The problem was a lack of memory to execute the join function of bx.intervals.operations.join. I tested the joining dataset in several machines with different memory sizes. It was only succeeded on the 16gb memory system. Also I observed that the joining two datasets, galaxy-dist/tools/new_operations/gops_join.py, used around 10gb memory for the computation. I used 37 mega bytes exons and 185 mega bytes repeats. Other than 16gb memory system, it was terminated like 'Killed' when it was running of memory. I suspect the join function might have a memory 'leak'. I just wanted to update what I found out. Thanks, Hyungro On Mon, Jul 1, 2013 at 10:57 AM, Hyungro Lee <hroe.lee@gmail.com> wrote:
Hi,
I am new here and trying to use the Galaxy toolkit for my project on the Windows Azure cloud environment. The thing is I got errors when I tested the 101 example on my local machine, so I looked 'stderr' via View details and it only showed 'Killed' which is not much information to do debugging.

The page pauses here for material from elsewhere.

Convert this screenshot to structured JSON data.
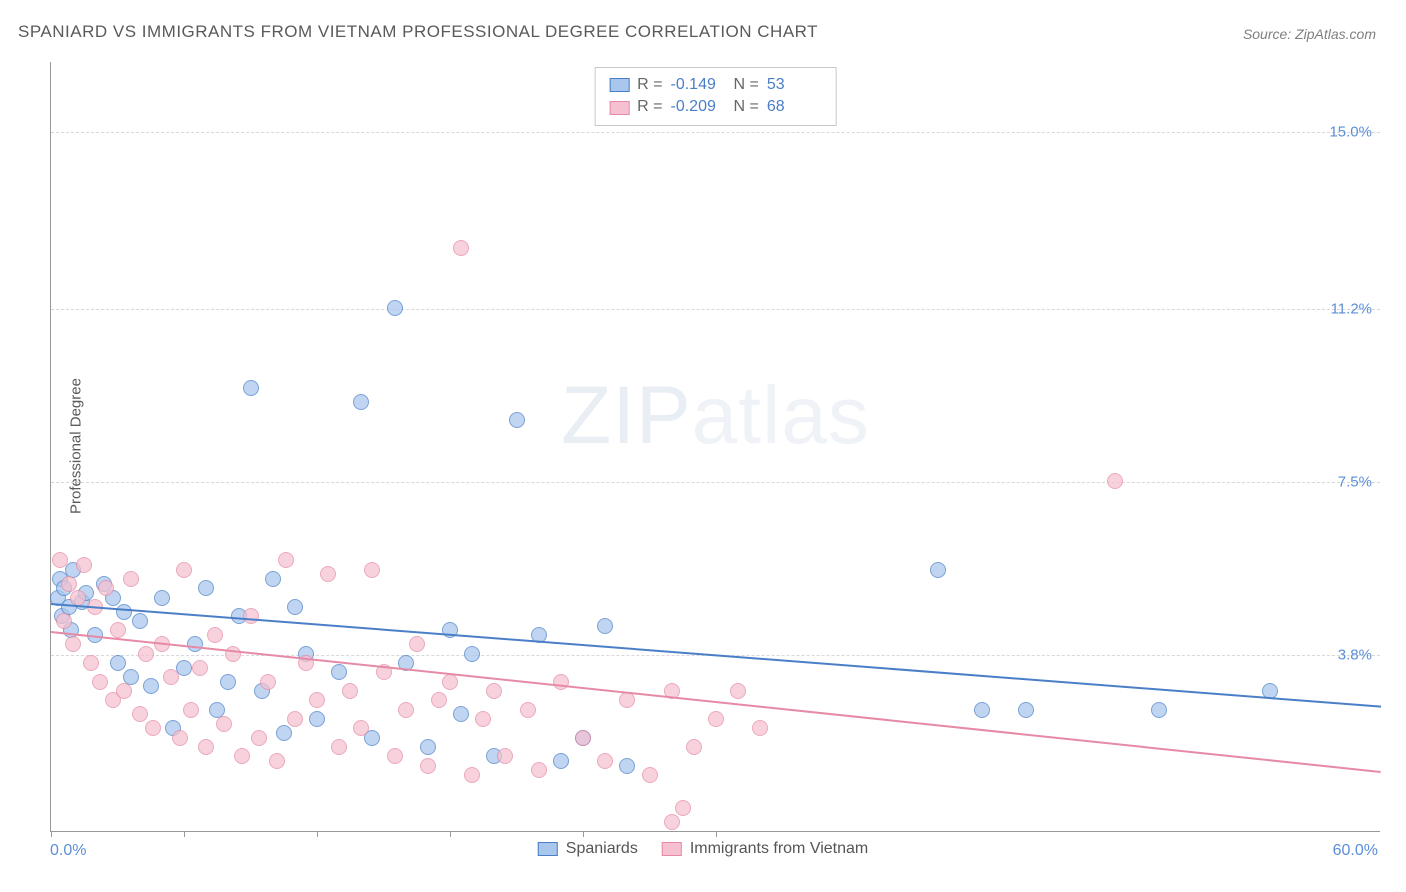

I looked web logs and found out the execution is : 'python /home/.../galaxy-dist/tools/new_operations/gops_join.py /home/.../galaxy-dist/database/files/000/dataset_1.dat /home/.../galaxy-dist/database/files/000/dataset_2.dat /home/.../galaxy-dist/database/files/000/dataset_3.dat -1 1,2,3,6 -2 1,2,3,6 -m 1 -f none' which is about joining two datasets. I believe the input data sets and the parameters are okay since I tested it on the galaxy public server.
To get more debugging information, I tried to run the job on shell but got same results, Killed. I was wondering is there a way that I can get more information about the execution of the tool other than looking into the source code line by line? That might be helpful to figure out what I am doing wrong for this test.
Thanks, Hyungro